I wanted to use this kind of dramatic background in my novel to examine how these changes might affect those who had come here and also those who had been left behind. That entire scenario is played out in two of the lead characters of the book: Angelo Silvestri, the proprietor of Café Puccini, and his wife, Bianka. When Bianka arrives in Australia after a separation of thirteen years, her personal situation has changed so much it seems that any kind of reconciliation between herself and Angelo is impossible. This drama lies at the heart of the book but is just one of a wildly kaleidoscopic array of events which go into the construction of the story as a whole.“
The story is set in a fictitious township called Wellsprings which Tony based on the small township on the South Burnett named Wondai, a town he knows very well, having written the history of the Wondai Shire many years ago.

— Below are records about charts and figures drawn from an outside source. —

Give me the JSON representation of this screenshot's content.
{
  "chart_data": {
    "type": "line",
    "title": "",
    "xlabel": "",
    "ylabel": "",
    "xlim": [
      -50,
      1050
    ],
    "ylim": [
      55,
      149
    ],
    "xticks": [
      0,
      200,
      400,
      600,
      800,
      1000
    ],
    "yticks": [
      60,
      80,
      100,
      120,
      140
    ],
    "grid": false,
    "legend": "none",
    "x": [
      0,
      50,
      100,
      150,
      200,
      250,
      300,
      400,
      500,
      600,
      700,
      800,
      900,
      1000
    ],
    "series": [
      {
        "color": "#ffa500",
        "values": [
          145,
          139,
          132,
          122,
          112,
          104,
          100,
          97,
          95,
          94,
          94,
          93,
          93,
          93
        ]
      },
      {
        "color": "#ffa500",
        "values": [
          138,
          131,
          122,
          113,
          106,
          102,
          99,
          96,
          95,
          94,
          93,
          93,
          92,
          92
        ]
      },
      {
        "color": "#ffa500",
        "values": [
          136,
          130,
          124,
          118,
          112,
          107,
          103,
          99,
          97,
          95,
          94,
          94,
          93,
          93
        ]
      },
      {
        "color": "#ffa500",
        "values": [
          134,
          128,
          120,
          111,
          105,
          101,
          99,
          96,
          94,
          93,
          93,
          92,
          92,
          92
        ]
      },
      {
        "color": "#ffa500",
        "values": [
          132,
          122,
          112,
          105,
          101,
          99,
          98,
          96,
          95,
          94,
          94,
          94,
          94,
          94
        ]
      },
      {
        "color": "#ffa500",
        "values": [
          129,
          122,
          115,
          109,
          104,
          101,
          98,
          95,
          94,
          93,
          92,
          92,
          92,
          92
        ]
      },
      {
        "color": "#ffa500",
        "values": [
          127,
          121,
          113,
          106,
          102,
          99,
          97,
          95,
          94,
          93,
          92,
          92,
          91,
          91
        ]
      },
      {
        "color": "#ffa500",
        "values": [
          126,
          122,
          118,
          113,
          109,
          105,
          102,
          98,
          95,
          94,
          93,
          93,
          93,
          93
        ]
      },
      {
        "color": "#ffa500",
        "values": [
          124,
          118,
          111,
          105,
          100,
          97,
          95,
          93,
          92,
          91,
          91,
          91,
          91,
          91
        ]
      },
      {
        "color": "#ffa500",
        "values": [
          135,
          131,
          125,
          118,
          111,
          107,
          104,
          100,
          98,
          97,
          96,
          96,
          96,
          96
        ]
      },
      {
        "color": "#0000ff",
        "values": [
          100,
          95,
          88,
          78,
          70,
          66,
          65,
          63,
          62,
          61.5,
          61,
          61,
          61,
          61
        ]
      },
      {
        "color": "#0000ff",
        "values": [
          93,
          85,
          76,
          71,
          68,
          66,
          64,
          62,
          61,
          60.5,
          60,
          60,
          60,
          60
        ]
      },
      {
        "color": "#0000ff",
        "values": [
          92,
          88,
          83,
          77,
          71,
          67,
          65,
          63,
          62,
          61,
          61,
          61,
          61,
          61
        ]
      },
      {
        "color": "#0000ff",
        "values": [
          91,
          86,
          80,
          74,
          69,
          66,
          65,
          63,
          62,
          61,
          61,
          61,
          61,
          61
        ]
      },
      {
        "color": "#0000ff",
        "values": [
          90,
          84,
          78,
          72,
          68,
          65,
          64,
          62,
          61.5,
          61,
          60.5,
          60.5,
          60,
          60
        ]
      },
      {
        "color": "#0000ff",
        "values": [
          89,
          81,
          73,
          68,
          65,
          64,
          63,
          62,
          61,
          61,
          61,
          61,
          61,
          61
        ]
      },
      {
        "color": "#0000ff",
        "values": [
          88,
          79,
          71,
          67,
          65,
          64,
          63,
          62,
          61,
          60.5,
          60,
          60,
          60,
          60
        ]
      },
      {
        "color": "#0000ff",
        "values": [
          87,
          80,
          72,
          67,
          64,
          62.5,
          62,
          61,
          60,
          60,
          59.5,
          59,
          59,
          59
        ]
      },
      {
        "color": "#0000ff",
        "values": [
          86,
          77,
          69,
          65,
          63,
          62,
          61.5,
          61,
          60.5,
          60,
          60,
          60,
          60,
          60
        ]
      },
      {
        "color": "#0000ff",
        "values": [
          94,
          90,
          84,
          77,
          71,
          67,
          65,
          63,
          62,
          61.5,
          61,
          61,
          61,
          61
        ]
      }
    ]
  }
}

Though not planned Tony ended up writing the first draft of the novel, amounting to around 140,000 words, entirely by hand, mostly in the evenings after spending his working day writing a non-fiction book, Softly softly: capturing Hitler’s spies.
“I was spending so much time at my computer writing the other book during the day, I found it more convenient and relaxing to scribble out a very rough draft of the novel by hand at night,“ he said.
“Sometimes I was enjoying myself so much that I found it difficult to stop and I went through countless biros and notepads until I finally scribbled those last six words which I hope will make a lot of people laugh as they finish reading the book.“
Café Puccini is a captivating journey into the heart of country Australia and creates a kind of time-capsule of a period when life was fun, simple and full of charm.
Tony has written almost 40 books. Arriving in Australia from the UK in the early 1970s, he hitch-hiked across the country with just $24 in his pocket and with little real understanding of the immensity of the continent. The rest, as they say, is history.
Café Puccini has been published by Big Sky Publishing and is available from book-stores and online retailers.